Final answer:
In game theory, a repeated game is a scenario where the same game is played multiple times by the same players, with each round offering an opportunity to adjust strategies based on prior outcomes. The Prisoner's Dilemma is a famous example of how repeated games can lead to different strategies than one-shot games. The correct answer to the student's question is 'a) that recurs more than once between two players.'
Step-by-step explanation:
In game theory, a repeated game refers to a scenario where the same game (with the same payoff matrix) is played multiple times by the same participants. Each round of the game offers the players a chance to adjust their strategies based on the outcomes of prior rounds, leading to potentially different decisions and results each time. This concept contrasts with one-shot games, where players interact just once and then the game ends.

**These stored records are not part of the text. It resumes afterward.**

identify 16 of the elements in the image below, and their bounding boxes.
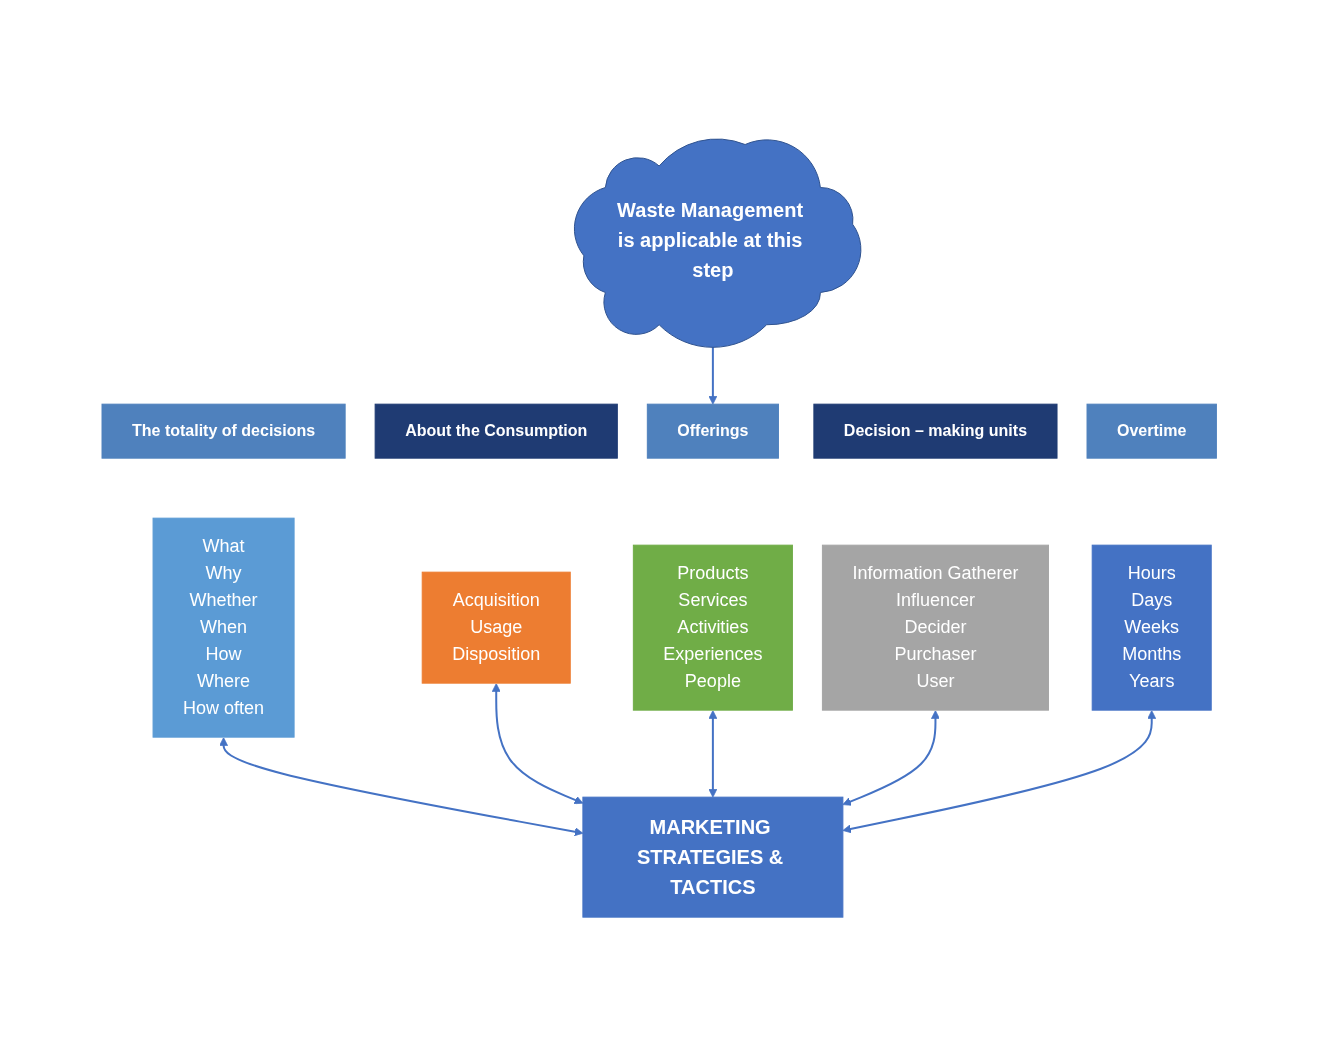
- node-box: Products Services Activities Experiences People: [633, 545, 794, 712]
- node-box: Acquisition Usage Disposition: [422, 572, 572, 685]
- node-box: Hours Days Weeks Months Years: [1092, 545, 1212, 712]
- node-box: Overtime: [1086, 404, 1218, 460]
- arrow: [492, 683, 584, 805]
- node-box: About the Consumption: [374, 404, 619, 460]
- node-box: The totality of decisions: [101, 404, 346, 460]
- node-box: MARKETING STRATEGIES & TACTICS: [582, 797, 844, 919]
- node-box: Offerings: [647, 404, 780, 460]
- arrow: [842, 710, 1157, 834]
- node-box: Information Gatherer Influencer Decider Purchaser User: [822, 545, 1050, 712]
- arrow: [219, 737, 584, 837]
- arrow: [708, 710, 718, 798]
- node-box: Decision – making units: [813, 404, 1058, 460]
- arrow: [842, 710, 941, 807]
- node-box: What Why Whether When How Where How often: [152, 518, 295, 739]
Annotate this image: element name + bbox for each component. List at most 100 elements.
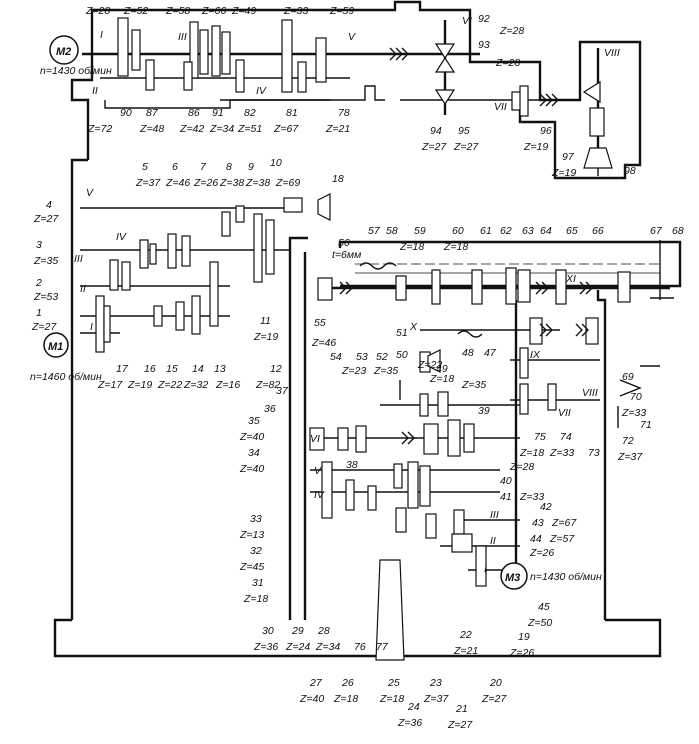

One of the classic examples of a repeated game in game theory is the Prisoner's Dilemma. In the Prisoner's Dilemma, two criminals are arrested but the authorities lack sufficient evidence for a specific crime. Held in separate cells, they can't communicate with each other. The authorities offer each prisoner a bargain: betray the other by testifying that the other committed the crime, or cooperate with the other by remaining silent. The dilemma arises because while mutual cooperation would lead to the best collective outcome, self-interest could encourage them to betray each other, leading to a worse situation.
Bringing us back to the student's question, we can now confidently say that the correct option is: a) that recurs more than once between two players. Repeated games are significant in game theory as they provide insight into how cooperation and trust can evolve over time, as players have the opportunity to reward or punish past behavior, steering the game towards different equilibria than a one-shot game might predict.